By Ernesto Londoño and Leila Fadel
Washington Post Foreign Service
Saturday, February 6, 2010; 5:05 PM
Baghdad -- An American contractor working for the U.S. military in Baghdad has been kidnapped by a Shiite militant group, U.S. officials said this weekend in response to a statement and video issued by the group.
The abduction of contractor Issa T. Salomi, 60, of El Cajon, Calif., marks the first reported kidnapping of an American in Iraq since the summer of 2008.
The incident suggests that reconciliation talks between the Iraqi government and the League of the Righteous, a militant group that split from the movement led by fiery Shiite cleric Moqtada al-Sadr, have broken down.
U.S. officials, who had high hopes for the reconciliation process, say they fear that the militant group, which has killed and kidnapped Americans and Britons, will continue to wage violence if it remains in the margins of the political system.
A statement and a short video posted on the militant group's Web site Thursday demanded the release of militants who have fought U.S. forces and called for punishment of the guards employed by Blackwater Worldwide -- now known as Xe Services -- who were involved in a shooting incident in Baghdad in 2007 that claimed the lives of 14 Iraqis.
The video showed a man the group said is Salomi. Two U.S. officials speaking on the condition of anonymity confirmed that the man in the video is the missing contractor.
The Pentagon said in a statement that Salomi has been missing since Jan. 23. He was last seen in Baghdad, where he worked alongside U.S. troops. "Search and recovery efforts are ongoing," the statement said.
Gen. Hussein Kamal, the Iraqi Interior Ministry's director of intelligence and criminal investigations, said Salomi was kidnapped in Karrada, an upscale district in central Baghdad. Another Iraqi intelligence official, speaking on the condition of anonymity, said Salomi, who is of Iraqi descent, was visiting relatives at the time.
In the video, a man wearing U.S. combat fatigues says he is in good health and reports that he is being treated humanely. He calls for the release of "those detainees who have resisted the occupation and that have never been involved in any serious crime against their fellow innocent Iraqis."
The man also says the Blackwater guards involved in the shooting in the capital's Nisoor Square should face "proper justice" and "proper punishment" for what he describes as "unjustifiable crimes against innocent Iraqi civilians who were bystanders."
A U.S. district judge dismissed an indictment Dec. 31 against five of the guards charged in the shootings, saying prosecutors and investigators made serious mistakes in preparing the case.
In the video, the captive speaks calmly and is seen sitting on a chair in front of a banner bearing the name of the militant group. "I would also like to relay the justifiable demands of the Iraqi Islamic resistance movement for the complete withdrawal of all foreign troops from Iraq, so Iraq can become a sovereign nation again," he says at the end of the video.
Reached at home, Salomi's wife, Muna, 52, said she was distraught.
"I'm very sick," she said. "I cannot talk."
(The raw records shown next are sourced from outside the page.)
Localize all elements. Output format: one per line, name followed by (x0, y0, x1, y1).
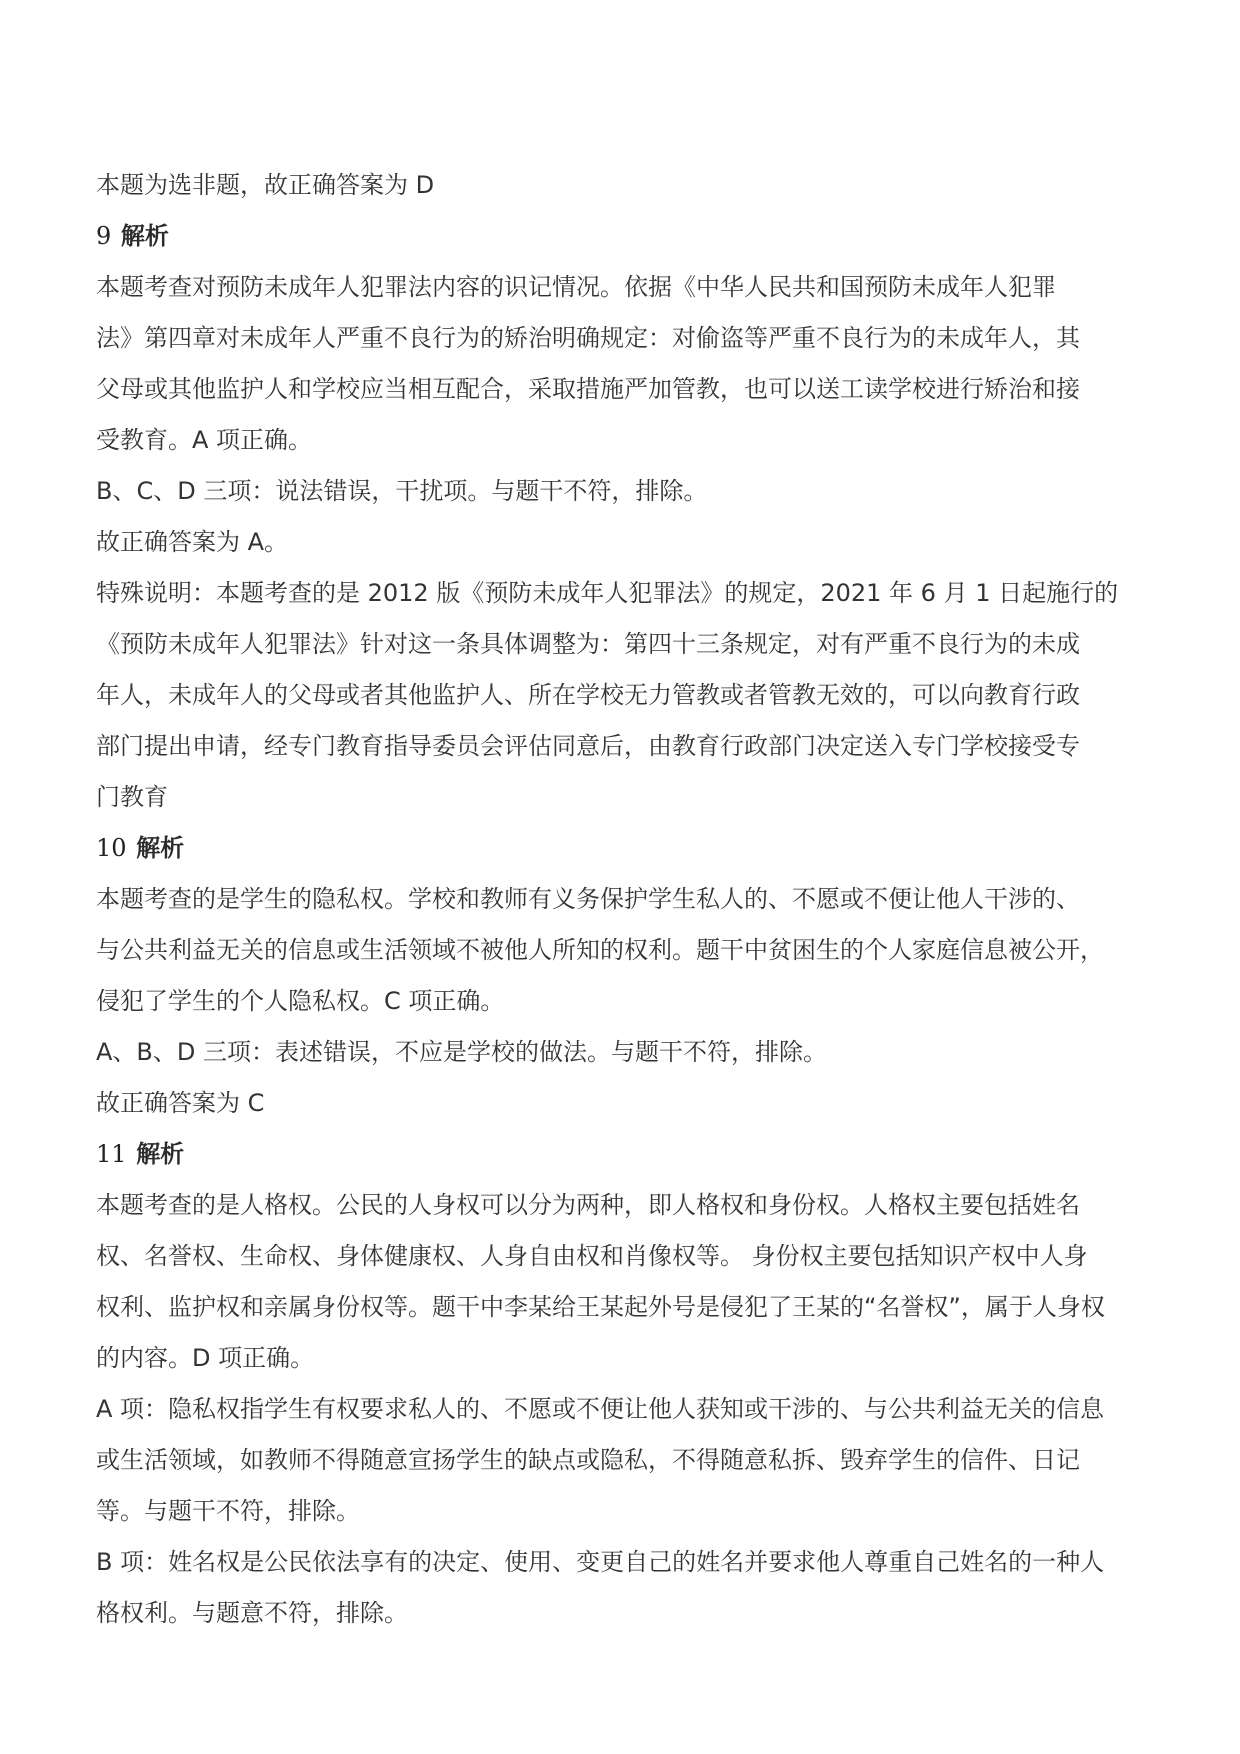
paragraph-line: 权、名誉权、生命权、身体健康权、人身自由权和肖像权等。 身份权主要包括知识产权中人身 (96, 1242, 1088, 1270)
paragraph-line: 权利、监护权和亲属身份权等。题干中李某给王某起外号是侵犯了王某的“名誉权”，属于人身权 (96, 1293, 1105, 1321)
paragraph-line: 本题考查对预防未成年人犯罪法内容的识记情况。依据《中华人民共和国预防未成年人犯罪 (96, 273, 1056, 301)
document-page (96, 160, 1156, 1639)
paragraph-line: 故正确答案为 A。 (96, 528, 289, 556)
section-heading-q11 (96, 1129, 1156, 1180)
paragraph-line: 本题考查的是学生的隐私权。学校和教师有义务保护学生私人的、不愿或不便让他人干涉的、 (96, 885, 1080, 913)
paragraph-line: 等。与题干不符，排除。 (96, 1497, 360, 1525)
analysis-label: 解析 (120, 222, 169, 250)
paragraph-line: 或生活领域，如教师不得随意宣扬学生的缺点或隐私，不得随意私拆、毁弃学生的信件、日记 (96, 1446, 1080, 1474)
question-number: 11 (96, 1140, 127, 1168)
paragraph-line: 受教育。A 项正确。 (96, 426, 313, 454)
analysis-label: 解析 (136, 1140, 185, 1168)
paragraph-line: 《预防未成年人犯罪法》针对这一条具体调整为：第四十三条规定，对有严重不良行为的未成 (96, 630, 1080, 658)
section-q9 (96, 211, 1156, 823)
paragraph-line: 父母或其他监护人和学校应当相互配合，采取措施严加管教，也可以送工读学校进行矫治和接 (96, 375, 1080, 403)
paragraph-line: 侵犯了学生的个人隐私权。C 项正确。 (96, 987, 505, 1015)
paragraph-line: B 项：姓名权是公民依法享有的决定、使用、变更自己的姓名并要求他人尊重自己姓名的一种人 (96, 1548, 1105, 1576)
paragraph-line: 本题考查的是人格权。公民的人身权可以分为两种，即人格权和身份权。人格权主要包括姓名 (96, 1191, 1080, 1219)
paragraph-line: 法》第四章对未成年人严重不良行为的矫治明确规定：对偷盗等严重不良行为的未成年人，其 (96, 324, 1080, 352)
section-q11 (96, 1129, 1156, 1639)
paragraph-line: A 项：隐私权指学生有权要求私人的、不愿或不便让他人获知或干涉的、与公共利益无关的信息 (96, 1395, 1105, 1423)
paragraph-line: 故正确答案为 C (96, 1089, 265, 1117)
paragraph-line: B、C、D 三项：说法错误，干扰项。与题干不符，排除。 (96, 477, 708, 505)
question-number: 10 (96, 834, 127, 862)
section-heading-q9 (96, 211, 1156, 262)
section-q10 (96, 823, 1156, 1129)
paragraph-line: 特殊说明：本题考查的是 2012 版《预防未成年人犯罪法》的规定，2021 年 6 月 1 日起施行的 (96, 579, 1119, 607)
paragraph-line: 年人，未成年人的父母或者其他监护人、所在学校无力管教或者管教无效的，可以向教育行政 (96, 681, 1080, 709)
paragraph-line: 格权利。与题意不符，排除。 (96, 1599, 408, 1627)
paragraph-line: A、B、D 三项：表述错误，不应是学校的做法。与题干不符，排除。 (96, 1038, 827, 1066)
paragraph-line: 与公共利益无关的信息或生活领域不被他人所知的权利。题干中贫困生的个人家庭信息被公开， (96, 936, 1104, 964)
analysis-label: 解析 (136, 834, 185, 862)
intro-line: 本题为选非题，故正确答案为 D (96, 171, 435, 199)
paragraph-line: 门教育 (96, 783, 168, 811)
section-heading-q10 (96, 823, 1156, 874)
paragraph-line: 的内容。D 项正确。 (96, 1344, 315, 1372)
question-number: 9 (96, 222, 112, 250)
paragraph-line: 部门提出申请，经专门教育指导委员会评估同意后，由教育行政部门决定送入专门学校接受专 (96, 732, 1080, 760)
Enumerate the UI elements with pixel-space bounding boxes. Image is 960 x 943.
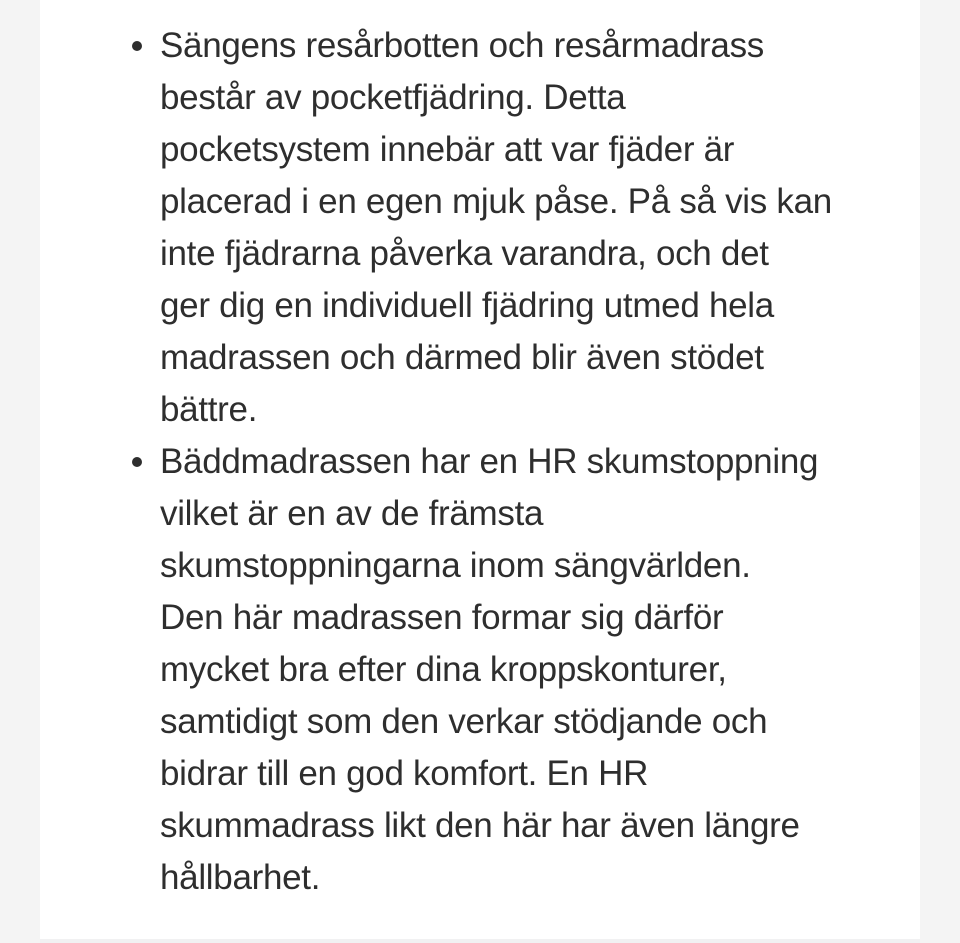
text-line: Den här madrassen formar sig därför [160,598,724,637]
text-line: mycket bra efter dina kroppskonturer, [160,650,727,689]
text-line: ger dig en individuell fjädring utmed hela [160,286,774,325]
text-line: bidrar till en god komfort. En HR [160,754,649,793]
text-line: pocketsystem innebär att var fjäder är [160,130,735,169]
text-line: bättre. [160,390,258,429]
bullet-item [132,20,920,436]
text-line: inte fjädrarna påverka varandra, och det [160,234,769,273]
bullet-list [132,20,920,904]
bullet-marker-icon [132,457,142,467]
bullet-item [132,436,920,904]
text-line: skummadrass likt den här har även längre [160,806,800,845]
product-description-section [40,0,920,943]
text-line: Bäddmadrassen har en HR skumstoppning [160,442,819,481]
text-line: består av pocketfjädring. Detta [160,78,626,117]
text-line: skumstoppningarna inom sängvärlden. [160,546,751,585]
bullet-text [160,20,832,436]
bullet-text [160,436,818,904]
bullet-marker-icon [132,41,142,51]
text-line: hållbarhet. [160,858,321,897]
section-divider [40,939,920,943]
left-gutter [0,0,40,943]
text-line: samtidigt som den verkar stödjande och [160,702,768,741]
text-line: madrassen och därmed blir även stödet [160,338,764,377]
right-gutter [920,0,960,943]
text-line: vilket är en av de främsta [160,494,544,533]
text-line: Sängens resårbotten och resårmadrass [160,26,764,65]
text-line: placerad i en egen mjuk påse. På så vis kan [160,182,832,221]
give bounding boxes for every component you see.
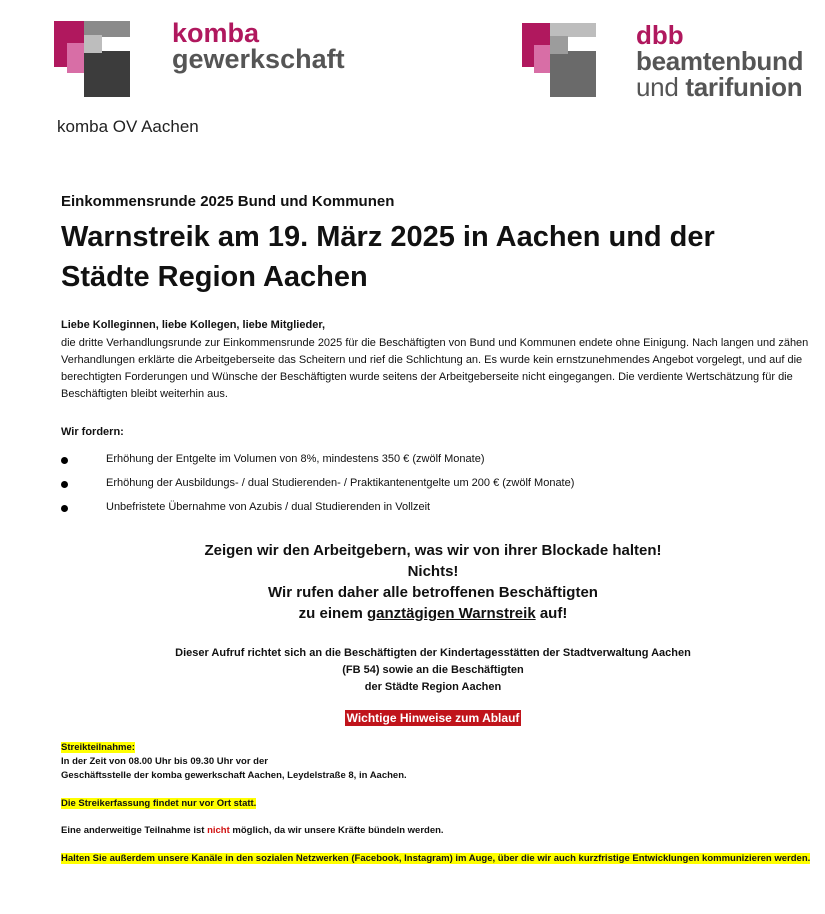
komba-logo-mark — [54, 21, 132, 97]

Last month, Qais al-Khazaali, a leading figure in the League of the Righteous and a former lieutenant to Sadr, was released from U.S. custody and freed by Iraqi officials. Shortly before, British hostage Peter Moore, who was abducted in 2007 from the Iraqi Finance Ministry along with four bodyguards, was released.
Those releases were widely seen as an exchange.
The League of the Righteous has been in reconciliation talks with Prime Minister Nouri al-Maliki's government. Last week, however, group leaders accused the government of going back on its promise to release detainees.
U.S. military officials say they fear violence could surge if talks between the group and the Iraqi government collapse.
U.S. officials have cautioned that kidnapping remains a serious threat for American government employees and civilians in Iraq. They say they worry that finding Americans abducted in Baghdad will be more challenging under regulations that came into effect last summer.
The rules, imposed as part of the nominal withdrawal of U.S. troops from Iraqi cities, have restricted the movement and authority of U.S. troops in urban areas.
Special correspondent Qais Mizher contributed to this report.